Never forget, the key thing is that the aspect of aquatint which makes it so sensual is the attention to detail, so don’t be too hasty. Relish the process!
Can I do aquatint prints in my house?
For sure! There are numerous artists doing aquatint prints in their home studios.
Nevertheless, there are some key factors to keep in mind. First and foremost, make sure you have a dedicated space where acids and solvents could be used safely. Good ventilation is of absolute importance throughout but especially when using any kind of chemicals.
When I first started I recall constructing a rough studio in my garage, and was flabbergasted how the entire process was so easy to get used to. I placed a table fan at the window for airflow and arranged tables for the other materials I had.
If you’re beginning small, it’s even possible to use a smaller printing press which can be hand pressed too.
It is all about optimizing your workspace to how works best for you and inspires you.
What do you think are the most common things that are difficult in aquatint?
Each artist has their hurdles to overcome and aquatint is not different. Most of the time I find a very common problem which is the very uneven distribution of the rosin.

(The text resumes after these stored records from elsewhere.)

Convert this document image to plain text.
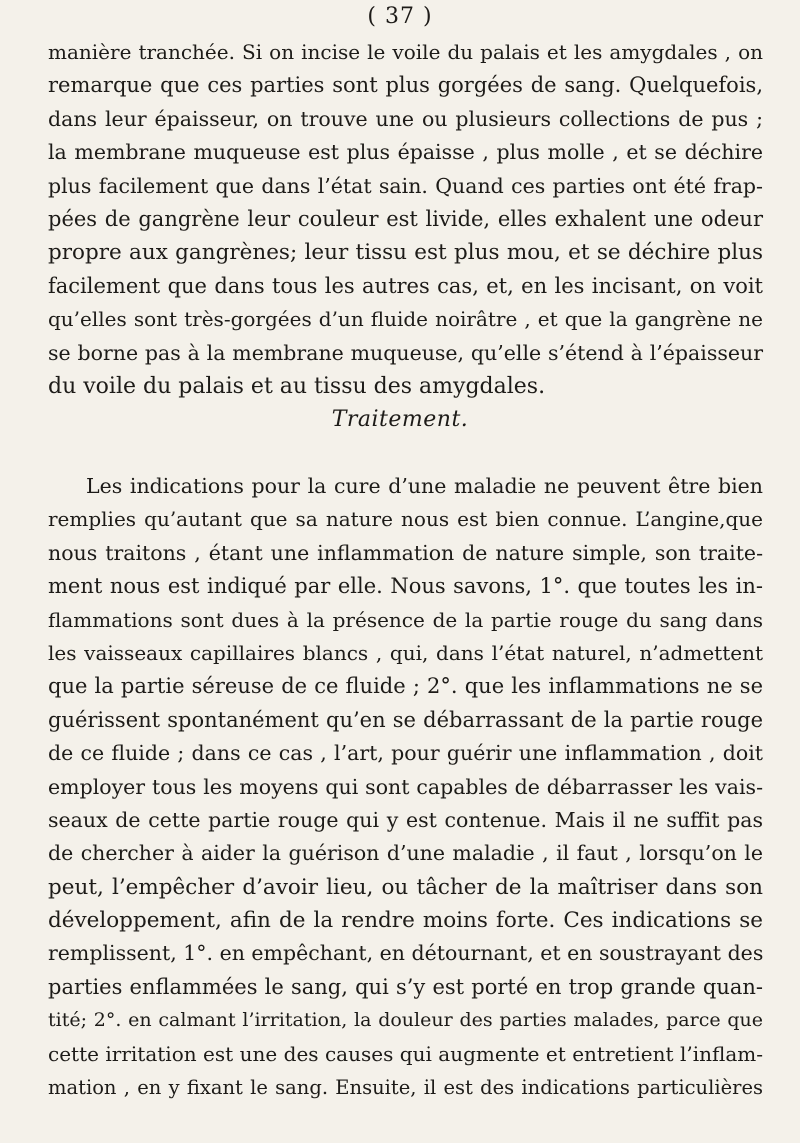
( 37 )
manière tranchée. Si on incise le voile du palais et les amygdales , on
remarque que ces parties sont plus gorgées de sang. Quelquefois,
dans leur épaisseur, on trouve une ou plusieurs collections de pus ;
la membrane muqueuse est plus épaisse , plus molle , et se déchire
plus facilement que dans l’état sain. Quand ces parties ont été frap-
pées de gangrène leur couleur est livide, elles exhalent une odeur
propre aux gangrènes; leur tissu est plus mou, et se déchire plus
facilement que dans tous les autres cas, et, en les incisant, on voit
qu’elles sont très-gorgées d’un fluide noirâtre , et que la gangrène ne
se borne pas à la membrane muqueuse, qu’elle s’étend à l’épaisseur
du voile du palais et au tissu des amygdales.
Traitement.
Les indications pour la cure d’une maladie ne peuvent être bien
remplies qu’autant que sa nature nous est bien connue. L’angine,que
nous traitons , étant une inflammation de nature simple, son traite-
ment nous est indiqué par elle. Nous savons, 1°. que toutes les in-
flammations sont dues à la présence de la partie rouge du sang dans
les vaisseaux capillaires blancs , qui, dans l’état naturel, n’admettent
que la partie séreuse de ce fluide ; 2°. que les inflammations ne se
guérissent spontanément qu’en se débarrassant de la partie rouge
de ce fluide ; dans ce cas , l’art, pour guérir une inflammation , doit
employer tous les moyens qui sont capables de débarrasser les vais-
seaux de cette partie rouge qui y est contenue. Mais il ne suffit pas
de chercher à aider la guérison d’une maladie , il faut , lorsqu’on le
peut, l’empêcher d’avoir lieu, ou tâcher de la maîtriser dans son
développement, afin de la rendre moins forte. Ces indications se
remplissent, 1°. en empêchant, en détournant, et en soustrayant des
parties enflammées le sang, qui s’y est porté en trop grande quan-
tité; 2°. en calmant l’irritation, la douleur des parties malades, parce que
cette irritation est une des causes qui augmente et entretient l’inflam-
mation , en y fixant le sang. Ensuite, il est des indications particulières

As I mentioned previously, some particles are hard to come by, as I stated getting grain at the correct size can also be a challenge. If you use grain too coarse, your textures will be too thick, too fine and you will lose details.
The winding time on the acid bath is also a struggle. The plate should not be submerged for a long time else it might lead to over-biting which messes the print.
I recall one instance when I was just too passionate to create a design, and my concept of time was completely lost. This resulted in a black, overpowering print which wasn’t even close to what I had originally imagined. It made me learn that one cannot rush such a delicate yet profound process, and these days I use timers to avoid being too enthusiastic and getting lost.
What is the procedure killer of cleaning an aquatint plate?
An aquatint plate must be cleaned after every print to keep it usable and active for the next print while making sure to not damage it.
When you are done inking the plate, soak a paper towel or cloth into ink cleaner or mineral spirits and gently erase any ink that is still left on the resin.
Make sure to not rub excessively as this might erase the texture that you have worked hard to create.
After the plate is devoid of any ink, use a sponge and lukewarm water mixed with soap to wash the plate and ensure there is no leftover rosin or any other form of residue.
It should be dried immediately just to avoid the development of any water spots. During my initial printing session, I personally observed this and can assure everyone that it is highly disappointing to have an absolutely great plate covered with stains! Not an easy sight to see; as such, dry it off as best as you can.
Conclusion
We have come to the final chapter concerning the use of aquatint in etching and I hope you have seen why this simple art form can be so complicated yet so beautiful at the same time.
I do believe that aquatint really enhances the emotional content of your prints and gives you a possibility of using textures and tones that would normally just shock people.
Try to get used to the process as well as the material and practice with it. Don’t panic even if you fail once because it is just another lesson in your life as an artist.
So in case you wish to share any experiences you had with the usage of aquatint, then go ahead and do so, as their is a comment section where you can place your questions or stories. Let’s build up our community of enthusiastic artists who can teach and inspire each other!